Car dealer service departments stock most parts for the automobiles they sell. Additionally, dealer service departments are generally well supported by the automobile manufacturers themselves, who furnish frequent written updates about technical problems and send representatives to train and work with technicians in the dealership service departments. The manufacturers also work with those service departments to cover warranties. So, when your car is still under warranty, your first stop for regularly scheduled maintenance and repairs should be a dealership, though not necessarily the one from which you bought the car.

The key to finding a good auto mechanic is to look before you need one.

Often car dealerships have a supposed secret warranty arrangement with the manufacturer. Under these secret warranties, the manufacturer will pay the dealership to fix problems found in specific makes and models after purchase, even if the car is otherwise out of warranty. The problem is, dealership service departments rarely tell customers about these warranties. If something goes wrong with your vehicle, ask the dealership if there is a policy adjustment available for your particular type of vehicle.

Service stations and general auto repair shops are generally owned or managed by independent technicians and mechanics. These car technicians may or may not have access to all the equipment found in a dealership service department. All the same, many of these mechanics are great generalists, and they often charge much less than will a dealership service department for out-of-warranty repairs.

Specialty auto repair shops are just that—shops that perform only one type of repair, like brake service, change of oil or other lubrication, or a limited range of repairs. You can get quick and competitively priced service in these shops, but the emphasis is often on replacement instead of repair.

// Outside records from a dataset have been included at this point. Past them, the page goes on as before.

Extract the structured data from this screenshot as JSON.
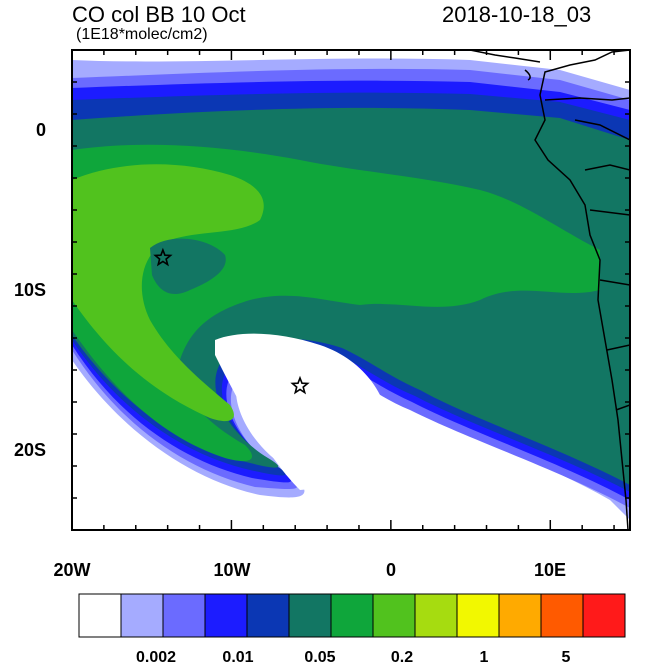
{
  "title": "CO col BB 10 Oct",
  "units": "(1E18*molec/cm2)",
  "date": "2018-10-18_03",
  "lat_labels": [
    "0",
    "10S",
    "20S"
  ],
  "lon_labels": [
    "20W",
    "10W",
    "0",
    "10E"
  ],
  "colorbar": {
    "colors": [
      "#ffffff",
      "#a5abff",
      "#6b6bff",
      "#1c1cff",
      "#0b37b4",
      "#127663",
      "#0fa63b",
      "#51c21e",
      "#a6dc10",
      "#f2f800",
      "#ffaa00",
      "#ff5a00",
      "#ff1a1a"
    ],
    "labels": [
      "0.002",
      "0.01",
      "0.05",
      "0.2",
      "1",
      "5"
    ]
  },
  "markers": [
    {
      "name": "star-west",
      "lon": -14.3,
      "lat": -8.0
    },
    {
      "name": "star-south",
      "lon": -5.7,
      "lat": -16.0
    }
  ],
  "map": {
    "lon_range": [
      -20,
      15
    ],
    "lat_range": [
      -25,
      5
    ],
    "coast_color": "#000000"
  }
}
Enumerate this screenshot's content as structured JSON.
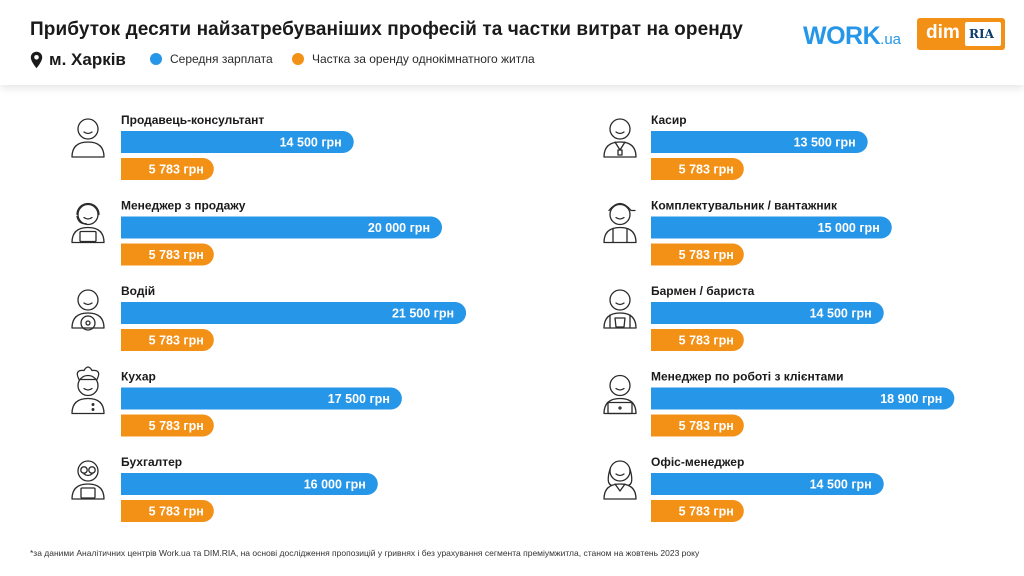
{
  "header": {
    "title": "Прибуток десяти найзатребуваніших професій та частки витрат на оренду",
    "city": "м. Харків",
    "legend": {
      "salary": "Середня зарплата",
      "rent": "Частка за оренду однокімнатного житла"
    },
    "logos": {
      "work_main": "WORK",
      "work_domain": ".ua",
      "dim": "dim",
      "ria": "RIA"
    }
  },
  "colors": {
    "salary": "#2596e8",
    "rent": "#f39016"
  },
  "chart_data": {
    "type": "bar",
    "orientation": "horizontal",
    "series": [
      {
        "name": "Середня зарплата",
        "color": "#2596e8"
      },
      {
        "name": "Частка за оренду однокімнатного житла",
        "color": "#f39016"
      }
    ],
    "unit": "грн",
    "items": [
      {
        "profession": "Продавець-консультант",
        "icon": "seller-icon",
        "salary": 14500,
        "salary_label": "14 500 грн",
        "rent": 5783,
        "rent_label": "5 783 грн"
      },
      {
        "profession": "Менеджер з продажу",
        "icon": "headset-manager-icon",
        "salary": 20000,
        "salary_label": "20 000 грн",
        "rent": 5783,
        "rent_label": "5 783 грн"
      },
      {
        "profession": "Водій",
        "icon": "driver-icon",
        "salary": 21500,
        "salary_label": "21 500 грн",
        "rent": 5783,
        "rent_label": "5 783 грн"
      },
      {
        "profession": "Кухар",
        "icon": "chef-icon",
        "salary": 17500,
        "salary_label": "17 500 грн",
        "rent": 5783,
        "rent_label": "5 783 грн"
      },
      {
        "profession": "Бухгалтер",
        "icon": "accountant-icon",
        "salary": 16000,
        "salary_label": "16 000 грн",
        "rent": 5783,
        "rent_label": "5 783 грн"
      },
      {
        "profession": "Касир",
        "icon": "cashier-icon",
        "salary": 13500,
        "salary_label": "13 500 грн",
        "rent": 5783,
        "rent_label": "5 783 грн"
      },
      {
        "profession": "Комплектувальник / вантажник",
        "icon": "loader-icon",
        "salary": 15000,
        "salary_label": "15 000 грн",
        "rent": 5783,
        "rent_label": "5 783 грн"
      },
      {
        "profession": "Бармен / бариста",
        "icon": "barista-icon",
        "salary": 14500,
        "salary_label": "14 500 грн",
        "rent": 5783,
        "rent_label": "5 783 грн"
      },
      {
        "profession": "Менеджер по роботі з клієнтами",
        "icon": "client-manager-icon",
        "salary": 18900,
        "salary_label": "18 900 грн",
        "rent": 5783,
        "rent_label": "5 783 грн"
      },
      {
        "profession": "Офіс-менеджер",
        "icon": "office-manager-icon",
        "salary": 14500,
        "salary_label": "14 500 грн",
        "rent": 5783,
        "rent_label": "5 783 грн"
      }
    ]
  },
  "footnote": "*за даними Аналітичних центрів Work.ua та DIM.RIA, на основі дослідження пропозицій у гривнях і без урахування сегмента преміумжитла, станом на жовтень 2023 року"
}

Mall automobile service departments are almost always associated with a mass merchandizing outlet, like Sears. Replacement parts in these shops are many times discounted and the technicians are typically well trained. However, the emphasis is on services that can be done rapidly.

You can make a list of automotive repair technicians by asking friends and colleagues regarding the garages they use. Members of local car clubs and people who collect cars are some other source of names.

A phone call to the Better Business Bureau can reassure you that no complaints have stayed unresolved against any of the garages on your list. Ask specifically about what type of complaints were filed and how those complaints were managed.